Wir zogen ins Nichts, um eine Siedlung aufzubauen. Anfangs gab es noch nicht einmal Wasser. Doch wir waren von unserem Weg überzeugt. Wir waren eine Gruppe junger, hoch motivierter Menschen mit Visionen. Wir arbeiteten hart, haben Familien gegründet, Kinder bekommen und zudem Waisenkinder adoptiert. Die Gemeinschaft steht über allem. Das Leben in einem Kibbuz war der Inbegriff einer mustergültigen Lebensgestaltung. Wir haben sehr bescheiden gelebt. Meist mehrere Menschen in einem Zimmer. Unser Ziel war es, dadurch den jungen Staat Israel zu unterstützen.

Kinderbetreuung, Haushalt und harte körperliche Arbeit auf dem Feld – Wie haben Sie das alles unter einen Hut gebracht?
Nur in der Gemeinschaft war dies möglich. Die Kinder lebten in einem sogenannten Kinderhaus. Dort haben sie gemeinsam gegessen, gelernt, gespielt und geschlafen. Drei meiner fünf Kinder sind so gross geworden. Dadurch sollten sie auf ein gemeinschaftliches Leben vorbereitet werden. Die Eltern hatten die Kinder immer nur stundenweise, denn die Mütter waren bei der Arbeit fest eingebunden. Man lebte, arbeitete und ass gemeinsam.

Viele Jahre war es um die Kibbuzim schlecht bestellt …
Ja, ab dem Jahr 1977 wurden bereits Subventionen gekürzt. Viele Kibbuzim kamen in arge finanzielle Bedrängnis. Viele trieb die Wirtschaftskrise und die Misswirtschaft in den Ruin. Zudem nahm das Kollektivbewusstsein immer mehr ab. Die eigene Familie wurde wieder wichtiger, und sehr viele Frauen übernahmen wieder die traditionelle Frauen- und Mutterrolle. In unserem Kibbuz war unsere Lebensweise noch bis 1985 sozialistisch geprägt – sprich ohne jeglichen Privatbesitz. Inzwischen hat sich einiges geändert, und auch ich denke über vieles etwas anders. Doch meine Grundprinzipien sind die gleichen geblieben.

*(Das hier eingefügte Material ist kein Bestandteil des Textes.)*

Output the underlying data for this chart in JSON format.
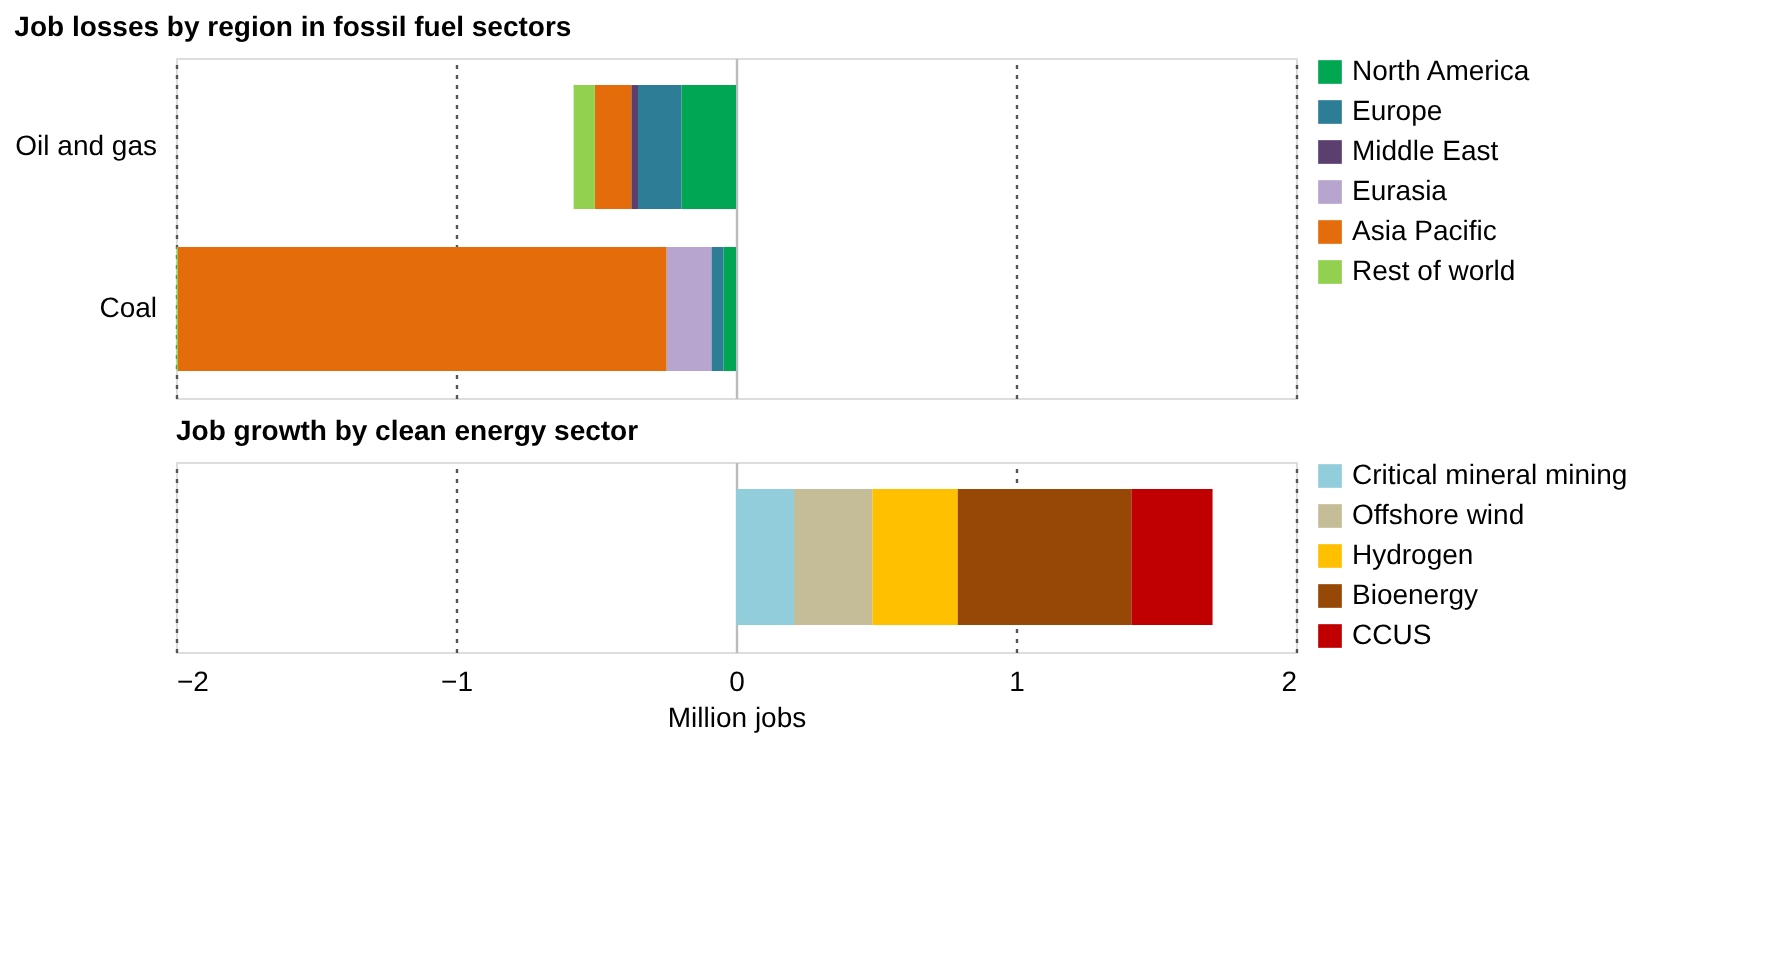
{
  "chart_data": [
    {
      "type": "bar",
      "title": "Job losses by region in fossil fuel sectors",
      "orientation": "horizontal",
      "stacked": true,
      "categories": [
        "Oil and gas",
        "Coal"
      ],
      "xlim": [
        -2,
        2
      ],
      "xticks": [
        -2,
        -1,
        0,
        1,
        2
      ],
      "grid": "x",
      "legend": "right",
      "tick_labels": "y",
      "series": [
        {
          "name": "North America",
          "color": "#00a651",
          "values": [
            -0.195,
            -0.045
          ]
        },
        {
          "name": "Europe",
          "color": "#2e7d97",
          "values": [
            -0.155,
            -0.043
          ]
        },
        {
          "name": "Middle East",
          "color": "#5b3f6e",
          "values": [
            -0.024,
            0
          ]
        },
        {
          "name": "Eurasia",
          "color": "#b7a4cf",
          "values": [
            0,
            -0.16
          ]
        },
        {
          "name": "Asia Pacific",
          "color": "#e46c0a",
          "values": [
            -0.13,
            -1.745
          ]
        },
        {
          "name": "Rest of world",
          "color": "#92d050",
          "values": [
            -0.076,
            -0.005
          ]
        }
      ]
    },
    {
      "type": "bar",
      "title": "Job growth by clean energy sector",
      "orientation": "horizontal",
      "stacked": true,
      "categories": [
        null
      ],
      "xlim": [
        -2,
        2
      ],
      "xticks": [
        -2,
        -1,
        0,
        1,
        2
      ],
      "xlabel": "Million jobs",
      "grid": "x",
      "legend": "right",
      "tick_labels": "x",
      "series": [
        {
          "name": "Critical mineral mining",
          "color": "#92cddc",
          "values": [
            0.207
          ]
        },
        {
          "name": "Offshore wind",
          "color": "#c4bd97",
          "values": [
            0.28
          ]
        },
        {
          "name": "Hydrogen",
          "color": "#ffc000",
          "values": [
            0.305
          ]
        },
        {
          "name": "Bioenergy",
          "color": "#974806",
          "values": [
            0.62
          ]
        },
        {
          "name": "CCUS",
          "color": "#c00000",
          "values": [
            0.29
          ]
        }
      ]
    }
  ]
}
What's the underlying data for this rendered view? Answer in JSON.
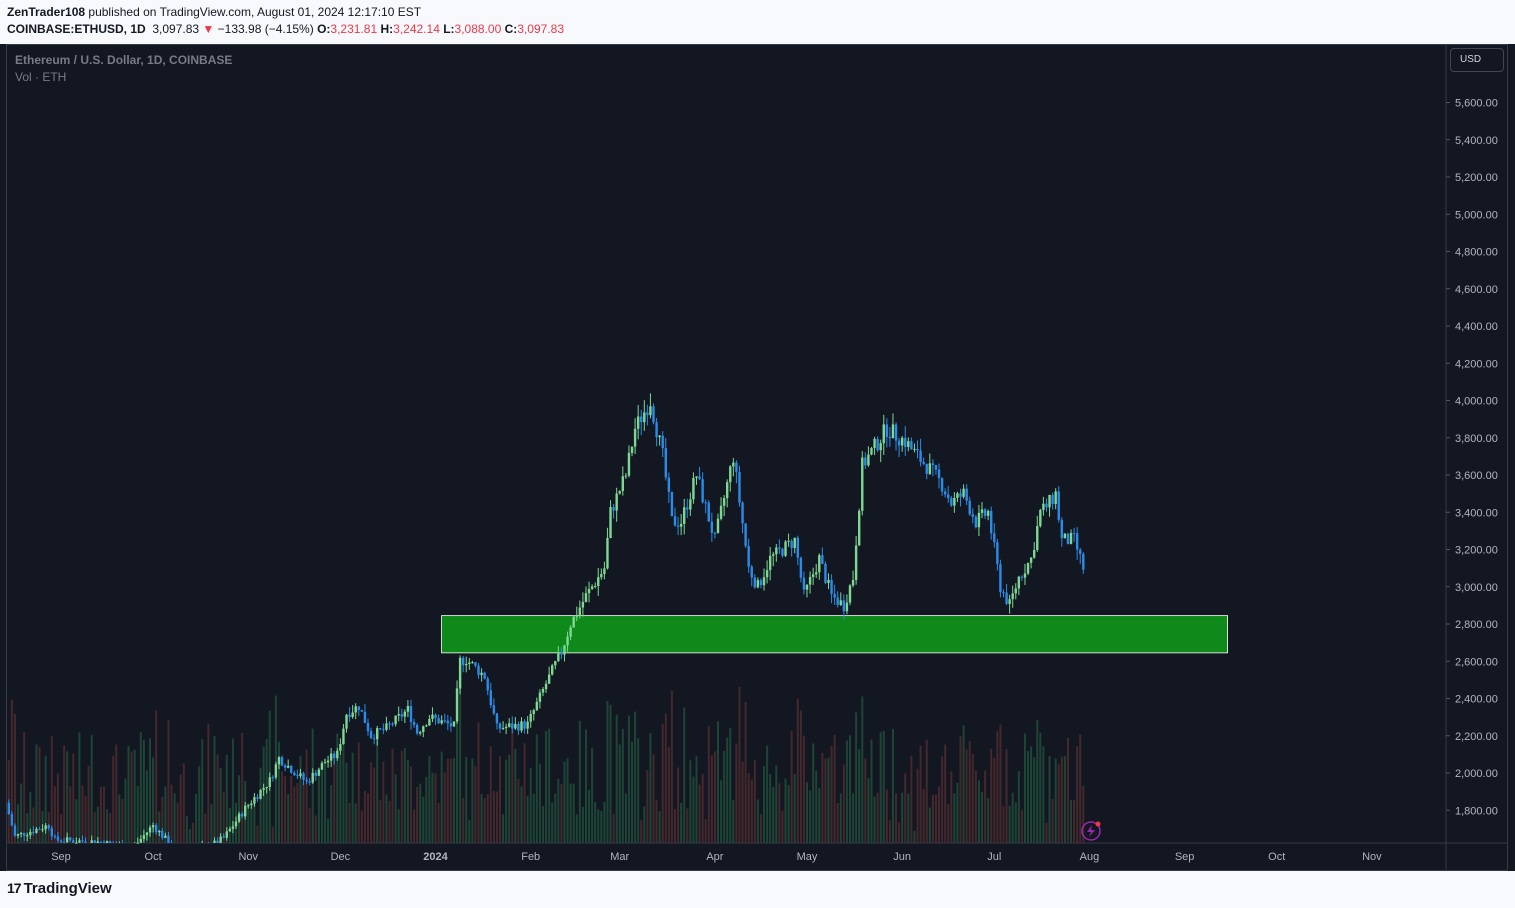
{
  "header": {
    "author": "ZenTrader108",
    "published": "published on TradingView.com, August 01, 2024 12:17:10 EST",
    "symbol": "COINBASE:ETHUSD, 1D",
    "last": "3,097.83",
    "arrow": "▼",
    "change": "−133.98 (−4.15%)",
    "o_label": "O:",
    "o": "3,231.81",
    "h_label": "H:",
    "h": "3,242.14",
    "l_label": "L:",
    "l": "3,088.00",
    "c_label": "C:",
    "c": "3,097.83"
  },
  "legend": {
    "title": "Ethereum / U.S. Dollar, 1D, COINBASE",
    "volume": "Vol · ETH"
  },
  "currency_button": "USD",
  "footer": {
    "logo_mark": "17",
    "logo_text": "TradingView"
  },
  "icons": [
    "flash-icon"
  ],
  "colors": {
    "up": "#7ed892",
    "down": "#2a8ce8",
    "zone": "#0f8a1a",
    "background": "#131722"
  },
  "chart_data": {
    "type": "candlestick",
    "title": "Ethereum / U.S. Dollar, 1D, COINBASE",
    "ylim": [
      1650,
      5750
    ],
    "y_ticks": [
      "5,600.00",
      "5,400.00",
      "5,200.00",
      "5,000.00",
      "4,800.00",
      "4,600.00",
      "4,400.00",
      "4,200.00",
      "4,000.00",
      "3,800.00",
      "3,600.00",
      "3,400.00",
      "3,200.00",
      "3,000.00",
      "2,800.00",
      "2,600.00",
      "2,400.00",
      "2,200.00",
      "2,000.00",
      "1,800.00"
    ],
    "x_ticks": [
      "Sep",
      "Oct",
      "Nov",
      "Dec",
      "2024",
      "Feb",
      "Mar",
      "Apr",
      "May",
      "Jun",
      "Jul",
      "Aug",
      "Sep",
      "Oct",
      "Nov"
    ],
    "support_zone": {
      "low": 2645,
      "high": 2845,
      "from": "2024-01-01",
      "to": "2024-09-15"
    },
    "price_path": [
      [
        "2023-08-15",
        1840
      ],
      [
        "2023-08-18",
        1660
      ],
      [
        "2023-08-29",
        1720
      ],
      [
        "2023-08-31",
        1640
      ],
      [
        "2023-09-15",
        1630
      ],
      [
        "2023-09-25",
        1590
      ],
      [
        "2023-10-02",
        1720
      ],
      [
        "2023-10-10",
        1570
      ],
      [
        "2023-10-20",
        1600
      ],
      [
        "2023-10-25",
        1650
      ],
      [
        "2023-11-01",
        1810
      ],
      [
        "2023-11-09",
        1960
      ],
      [
        "2023-11-12",
        2080
      ],
      [
        "2023-11-21",
        1950
      ],
      [
        "2023-11-27",
        2060
      ],
      [
        "2023-12-01",
        2100
      ],
      [
        "2023-12-04",
        2320
      ],
      [
        "2023-12-08",
        2360
      ],
      [
        "2023-12-12",
        2200
      ],
      [
        "2023-12-17",
        2240
      ],
      [
        "2023-12-24",
        2340
      ],
      [
        "2023-12-27",
        2220
      ],
      [
        "2023-12-31",
        2300
      ],
      [
        "2024-01-08",
        2250
      ],
      [
        "2024-01-10",
        2600
      ],
      [
        "2024-01-12",
        2610
      ],
      [
        "2024-01-18",
        2520
      ],
      [
        "2024-01-22",
        2240
      ],
      [
        "2024-01-26",
        2250
      ],
      [
        "2024-02-01",
        2260
      ],
      [
        "2024-02-07",
        2480
      ],
      [
        "2024-02-12",
        2650
      ],
      [
        "2024-02-15",
        2800
      ],
      [
        "2024-02-20",
        2950
      ],
      [
        "2024-02-26",
        3100
      ],
      [
        "2024-02-28",
        3400
      ],
      [
        "2024-03-04",
        3600
      ],
      [
        "2024-03-07",
        3850
      ],
      [
        "2024-03-12",
        4000
      ],
      [
        "2024-03-16",
        3700
      ],
      [
        "2024-03-19",
        3350
      ],
      [
        "2024-03-22",
        3350
      ],
      [
        "2024-03-27",
        3600
      ],
      [
        "2024-04-02",
        3250
      ],
      [
        "2024-04-08",
        3700
      ],
      [
        "2024-04-13",
        3100
      ],
      [
        "2024-04-16",
        3000
      ],
      [
        "2024-04-20",
        3150
      ],
      [
        "2024-04-24",
        3200
      ],
      [
        "2024-04-28",
        3250
      ],
      [
        "2024-05-01",
        2950
      ],
      [
        "2024-05-06",
        3150
      ],
      [
        "2024-05-10",
        2950
      ],
      [
        "2024-05-14",
        2900
      ],
      [
        "2024-05-17",
        3050
      ],
      [
        "2024-05-20",
        3650
      ],
      [
        "2024-05-24",
        3750
      ],
      [
        "2024-05-28",
        3850
      ],
      [
        "2024-06-03",
        3780
      ],
      [
        "2024-06-07",
        3700
      ],
      [
        "2024-06-10",
        3650
      ],
      [
        "2024-06-15",
        3550
      ],
      [
        "2024-06-18",
        3450
      ],
      [
        "2024-06-22",
        3500
      ],
      [
        "2024-06-26",
        3350
      ],
      [
        "2024-06-30",
        3400
      ],
      [
        "2024-07-04",
        3000
      ],
      [
        "2024-07-07",
        2900
      ],
      [
        "2024-07-10",
        3050
      ],
      [
        "2024-07-14",
        3150
      ],
      [
        "2024-07-17",
        3400
      ],
      [
        "2024-07-20",
        3450
      ],
      [
        "2024-07-22",
        3500
      ],
      [
        "2024-07-24",
        3250
      ],
      [
        "2024-07-28",
        3250
      ],
      [
        "2024-07-31",
        3100
      ]
    ]
  }
}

Wie viele Menschen leben heute im Kibbuz Mashabe Sade?
Momentan haben wir 174 Mitglieder. Kindern, die zurückkehren wollen, muss erst eine Mitgliedschaft gewährt werden.

Wovon lebt Ihr Kibbuz?
Wir leben von verschiedenen Wirtschaftszweigen, unter anderem vom Tourismus, der Herstellung von Armaturen, zudem haben wir einen Kuhstall, einen Hühnerstall und Landwirtschaft. Wir beschäftigen sogar Menschen, die nicht zum Kibbuz gehören, und auf der anderen Seite haben viele unserer Mitglieder Jobs ausserhalb des Kibbuz. Ihr Gehalt fliesst in eine Gemeinschaftskasse aus der alle Kibbuz-Mitglieder das gleiche ausbezahlt bekommen – egal, ob Professor, Ärztin oder Handwerker. Der Kibbuz übernimmt für alle die Miete, Krankenkasse und medizinische Versorgung.

Wie halten Sie den Nachwuchs?
Wenn unsere Kinder nach dem Militärdienst (Männer dienen drei Jahre, Frauen zwei Jahre) ein Jahr im Kibbuz arbeiten, bekommen sie von uns ihr Studium finanziert. Allein im letzten Jahr kamen 35 unserer Kinder und ihre Familien zurück in den Kibbuz. Darauf sind wir sehr stolz.